1- In what
ways does your media product use, develop or challenge forms and conventions of
real media products?
The media
product that we chose was a short film, a ‘mocumentary’. To create this mocumentary, we developed and
challenged forms and conventions of real media products. The two genres that we
chose to use were Teen and documentary and so we experimented with their forms
and conventions. We joined these two genres’ together to form a hybrid movie as
we didn’t want to just create a Teen movie or a documentary. After researching
about them we decided as a group whether or not each convention would be suitable
for our mocumentary.
In our mocumentary we have used ‘real’ footage,
in the way that we have used real photos of our main subject, ‘Ben Collins’. We
used these photographs to make the mocumentary seem more ‘real’. A convention
that we used that we were not planning to use was using a handheld camera.
We
only used this in part of the mocumentary and for the beginning we had a very
formal and conventional style which split the style of our mocumentary. We
however didn’t use voice over to guide our audience through this break in
style, the reason being, that we thought a voiceover was too influential and
leading for the audience. Instead we wanted it to be a hybrid which would
create an active audience rather than a passive audience.
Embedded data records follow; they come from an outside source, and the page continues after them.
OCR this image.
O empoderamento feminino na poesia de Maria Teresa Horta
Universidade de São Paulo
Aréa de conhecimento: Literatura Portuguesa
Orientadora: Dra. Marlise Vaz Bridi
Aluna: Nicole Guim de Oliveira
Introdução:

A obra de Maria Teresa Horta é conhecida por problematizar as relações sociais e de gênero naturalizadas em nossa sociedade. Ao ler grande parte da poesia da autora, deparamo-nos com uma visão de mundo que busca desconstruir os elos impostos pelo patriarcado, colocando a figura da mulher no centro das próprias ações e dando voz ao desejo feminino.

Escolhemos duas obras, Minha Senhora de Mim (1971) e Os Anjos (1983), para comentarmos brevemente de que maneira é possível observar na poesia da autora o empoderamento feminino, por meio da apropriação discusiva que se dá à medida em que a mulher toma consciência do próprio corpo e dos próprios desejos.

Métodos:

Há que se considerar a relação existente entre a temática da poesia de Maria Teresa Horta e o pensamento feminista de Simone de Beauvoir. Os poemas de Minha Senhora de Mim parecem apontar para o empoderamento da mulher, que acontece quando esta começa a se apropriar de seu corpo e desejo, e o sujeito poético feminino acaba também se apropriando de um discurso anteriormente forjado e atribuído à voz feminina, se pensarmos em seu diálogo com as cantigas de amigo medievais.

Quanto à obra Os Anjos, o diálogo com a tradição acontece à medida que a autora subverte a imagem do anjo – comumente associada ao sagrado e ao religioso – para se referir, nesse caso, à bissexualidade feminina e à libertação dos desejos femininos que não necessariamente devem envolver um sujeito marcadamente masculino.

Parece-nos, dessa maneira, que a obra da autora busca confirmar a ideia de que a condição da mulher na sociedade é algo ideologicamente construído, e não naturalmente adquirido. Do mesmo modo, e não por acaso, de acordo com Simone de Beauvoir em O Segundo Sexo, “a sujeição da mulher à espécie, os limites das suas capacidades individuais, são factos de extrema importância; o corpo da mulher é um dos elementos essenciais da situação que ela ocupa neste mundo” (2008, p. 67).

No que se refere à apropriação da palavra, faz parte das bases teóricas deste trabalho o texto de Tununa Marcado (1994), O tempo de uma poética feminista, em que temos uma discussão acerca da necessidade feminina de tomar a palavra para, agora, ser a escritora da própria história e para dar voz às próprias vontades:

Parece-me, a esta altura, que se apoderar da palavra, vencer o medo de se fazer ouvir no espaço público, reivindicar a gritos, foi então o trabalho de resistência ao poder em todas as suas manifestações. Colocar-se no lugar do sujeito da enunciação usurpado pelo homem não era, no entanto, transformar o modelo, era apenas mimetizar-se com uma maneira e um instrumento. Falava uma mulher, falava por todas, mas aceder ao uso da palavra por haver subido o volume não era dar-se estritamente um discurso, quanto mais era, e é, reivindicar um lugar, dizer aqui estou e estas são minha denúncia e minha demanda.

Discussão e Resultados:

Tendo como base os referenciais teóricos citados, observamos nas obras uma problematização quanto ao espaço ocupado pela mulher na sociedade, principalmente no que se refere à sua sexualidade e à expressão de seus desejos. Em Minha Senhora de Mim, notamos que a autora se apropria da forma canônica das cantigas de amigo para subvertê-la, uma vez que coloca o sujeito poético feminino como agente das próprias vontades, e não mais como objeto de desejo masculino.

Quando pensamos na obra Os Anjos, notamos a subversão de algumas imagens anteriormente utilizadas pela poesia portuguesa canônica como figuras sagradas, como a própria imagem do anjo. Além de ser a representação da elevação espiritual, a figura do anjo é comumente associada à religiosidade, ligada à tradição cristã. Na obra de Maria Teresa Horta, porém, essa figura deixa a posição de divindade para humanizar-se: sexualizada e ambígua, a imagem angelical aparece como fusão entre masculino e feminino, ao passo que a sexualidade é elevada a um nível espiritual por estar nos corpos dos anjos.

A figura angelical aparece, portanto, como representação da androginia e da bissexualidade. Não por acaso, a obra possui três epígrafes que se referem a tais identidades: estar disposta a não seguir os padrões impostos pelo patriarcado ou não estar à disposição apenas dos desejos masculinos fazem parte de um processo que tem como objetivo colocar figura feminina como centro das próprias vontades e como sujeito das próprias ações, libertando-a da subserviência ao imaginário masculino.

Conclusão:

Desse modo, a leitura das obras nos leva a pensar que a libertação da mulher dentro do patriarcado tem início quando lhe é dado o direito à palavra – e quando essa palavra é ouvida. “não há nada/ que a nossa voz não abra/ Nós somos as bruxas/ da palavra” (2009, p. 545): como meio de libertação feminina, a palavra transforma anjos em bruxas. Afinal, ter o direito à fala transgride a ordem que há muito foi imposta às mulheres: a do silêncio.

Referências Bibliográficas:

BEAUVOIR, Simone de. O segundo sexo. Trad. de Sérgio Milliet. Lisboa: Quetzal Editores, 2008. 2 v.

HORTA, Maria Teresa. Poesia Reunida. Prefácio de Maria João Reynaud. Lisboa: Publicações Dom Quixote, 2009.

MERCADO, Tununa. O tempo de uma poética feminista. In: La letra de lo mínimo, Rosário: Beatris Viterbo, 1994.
We referenced the convention of interviewing
experts in our mocumentary. This could be called ‘pastiche’ as it was a fake
expert in our ‘fake’ world, this could have been regarded as mocking real
documentaries.
One convention that we did use to help guide
our audience throughout our mocumentary was text. We used this to show time,
place and what was happening. This is ordinarily would be the voice of code.
The codes and conventions from a teen movie
that we used were that we situated our mocumentary in a high school and we included
a relationship and illegal substances.